The broader context matters considerably. Nepal’s political system has cycled through three constitutions since 1990 and experienced multiple changes of government via both elections and defections. The Nepali Congress itself fractured dramatically in 1994-1996, again in 2014, and remains structurally vulnerable to personality-driven schisms. Thapa’s ascendancy represents a generational shift away from the party’s founding generation and immediate successors, potentially positioning the Congress to compete more effectively against the larger Communist and Maoist parties that dominate contemporary Nepali politics. Yet internal legitimacy remains a persistent vulnerability: winning a court case differs fundamentally from winning back the loyalty of scorned party cadres and local leaders.

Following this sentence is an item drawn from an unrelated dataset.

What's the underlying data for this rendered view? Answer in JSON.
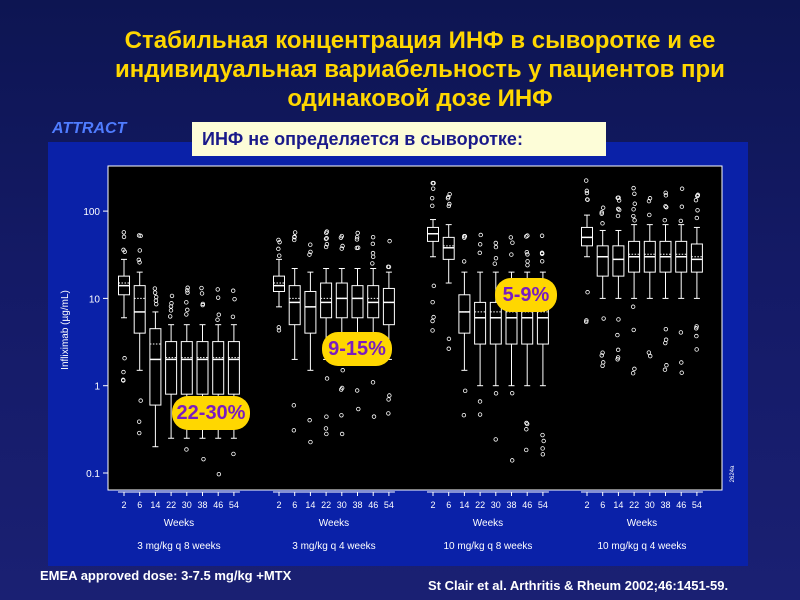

International observers, particularly analysts in India and Bangladesh who track Himalayan political dynamics, view the Supreme Court’s intervention as either stabilising or destabilising depending on analytical perspective. New Delhi’s policy circles have maintained neutrality publicly, though the Indian government traditionally maintains stronger ties with Congress-aligned politicians than with Communist parties that dominate Nepali governance currently. What unfolds in coming months will determine whether this verdict represents a true reset for the Nepali Congress or merely a temporary pause in longer-term decline. Thapa must now convert judicial victory into electoral credibility, rebuild fractured cadre networks, and articulate a policy programme distinguishing his Congress from rivals before 2027 ballots arrive. The Supreme Court has spoken; Nepali voters will have the final word.